Note that none of these goals are "ensuring that studies are scientifically valid," nor has the FDA ever really tried to explain why using American statistical categories is a sound scientific way to identify research subjects. For that matter, the FDA does not distinguish between clinical studies on disease and the effectiveness and safety of medications and vaccines, where American racial categories have little salience, and studies on sociological factors affecting public health, where they sometimes have salience (if used with proper caution). Faced with pressure to require attention to race and ethnicity in medical and scientific research, the FDA took the path of least resistance and simply required researchers to universally adopt the unscientific categories used by HHS and the rest of the government. (The FDA does allow, but does not require, companies to undertake more granular analysis.)
These rules make medical research a bit more expensive, which is itself a harm.

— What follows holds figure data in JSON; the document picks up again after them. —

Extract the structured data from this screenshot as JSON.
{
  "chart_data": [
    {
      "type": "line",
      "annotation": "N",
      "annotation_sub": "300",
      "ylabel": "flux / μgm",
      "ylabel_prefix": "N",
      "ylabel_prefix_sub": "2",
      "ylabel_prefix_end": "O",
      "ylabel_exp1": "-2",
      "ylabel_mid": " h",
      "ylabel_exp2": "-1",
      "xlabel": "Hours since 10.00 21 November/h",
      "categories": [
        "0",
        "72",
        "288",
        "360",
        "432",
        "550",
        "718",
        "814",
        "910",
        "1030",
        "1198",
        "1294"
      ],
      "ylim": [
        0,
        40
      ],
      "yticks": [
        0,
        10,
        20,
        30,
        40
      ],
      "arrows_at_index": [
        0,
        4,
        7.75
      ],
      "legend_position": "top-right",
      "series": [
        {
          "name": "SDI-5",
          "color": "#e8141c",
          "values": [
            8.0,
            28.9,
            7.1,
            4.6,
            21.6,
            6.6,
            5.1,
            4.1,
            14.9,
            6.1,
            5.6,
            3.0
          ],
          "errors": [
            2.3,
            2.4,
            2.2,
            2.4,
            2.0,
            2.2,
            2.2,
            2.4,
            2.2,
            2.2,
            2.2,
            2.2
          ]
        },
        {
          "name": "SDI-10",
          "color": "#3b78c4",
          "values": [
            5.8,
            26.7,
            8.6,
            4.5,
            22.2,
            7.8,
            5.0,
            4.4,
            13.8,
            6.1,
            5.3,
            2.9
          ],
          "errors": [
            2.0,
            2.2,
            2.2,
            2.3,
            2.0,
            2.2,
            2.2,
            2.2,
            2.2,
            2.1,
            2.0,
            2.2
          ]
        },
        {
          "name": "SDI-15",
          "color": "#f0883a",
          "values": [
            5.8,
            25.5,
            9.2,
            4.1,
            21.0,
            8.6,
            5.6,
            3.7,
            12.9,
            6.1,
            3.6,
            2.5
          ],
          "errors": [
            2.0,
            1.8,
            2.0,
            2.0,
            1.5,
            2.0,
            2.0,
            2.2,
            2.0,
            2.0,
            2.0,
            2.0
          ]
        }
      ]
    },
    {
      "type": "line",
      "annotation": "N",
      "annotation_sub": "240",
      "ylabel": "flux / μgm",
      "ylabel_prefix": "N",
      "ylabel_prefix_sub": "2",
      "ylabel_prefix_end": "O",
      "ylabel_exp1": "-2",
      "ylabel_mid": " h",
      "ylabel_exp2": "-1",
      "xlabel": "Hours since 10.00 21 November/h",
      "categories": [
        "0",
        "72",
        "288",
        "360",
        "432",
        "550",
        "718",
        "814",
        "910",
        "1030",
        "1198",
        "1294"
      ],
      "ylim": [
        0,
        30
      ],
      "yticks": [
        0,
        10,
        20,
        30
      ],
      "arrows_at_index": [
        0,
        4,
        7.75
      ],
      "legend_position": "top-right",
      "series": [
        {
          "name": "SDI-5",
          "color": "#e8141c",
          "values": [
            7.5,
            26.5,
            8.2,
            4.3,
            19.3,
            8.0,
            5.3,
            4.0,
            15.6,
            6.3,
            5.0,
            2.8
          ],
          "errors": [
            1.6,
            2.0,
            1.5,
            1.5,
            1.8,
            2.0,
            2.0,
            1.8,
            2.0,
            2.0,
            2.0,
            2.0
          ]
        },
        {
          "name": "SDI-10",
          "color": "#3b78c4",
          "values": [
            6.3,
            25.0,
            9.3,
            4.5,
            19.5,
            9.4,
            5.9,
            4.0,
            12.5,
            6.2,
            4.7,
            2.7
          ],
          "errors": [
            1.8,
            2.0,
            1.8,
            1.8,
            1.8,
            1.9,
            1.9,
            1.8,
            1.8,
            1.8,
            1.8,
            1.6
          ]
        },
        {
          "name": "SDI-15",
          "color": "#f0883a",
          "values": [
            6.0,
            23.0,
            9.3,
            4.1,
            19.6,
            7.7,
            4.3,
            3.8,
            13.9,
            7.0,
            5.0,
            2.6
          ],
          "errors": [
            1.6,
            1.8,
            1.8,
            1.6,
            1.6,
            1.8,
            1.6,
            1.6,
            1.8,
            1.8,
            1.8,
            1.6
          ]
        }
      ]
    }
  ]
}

In the Moderna case, when time was truly of the essence, they cost many lives for no scientific gain. More generally, as an editorial in Nature Genetics argued in 2004, the "use of race as a proxy is inhibiting scientists from doing their job of separating and identifying the real environmental and genetic causes of disease."
Twenty years ago, scientists predicted the use of race would subside in favor of much more scientifically salient DNA-based studies; instead, thanks in large part to the FDA (and NIH, which has similar regulations) "race" is more prevalent than ever. And many scientists believe that rather than advancing medical research, this use of race leads the medical profession to "(mis)attribute causality and thereby (mis)identify health care needs." George T.H. Ellison, et al., Racial Categories in Medicine: A Failure of Evidence-Based Practice?, PloS Medicine, Sept. 2007, e287, at 1434, 35.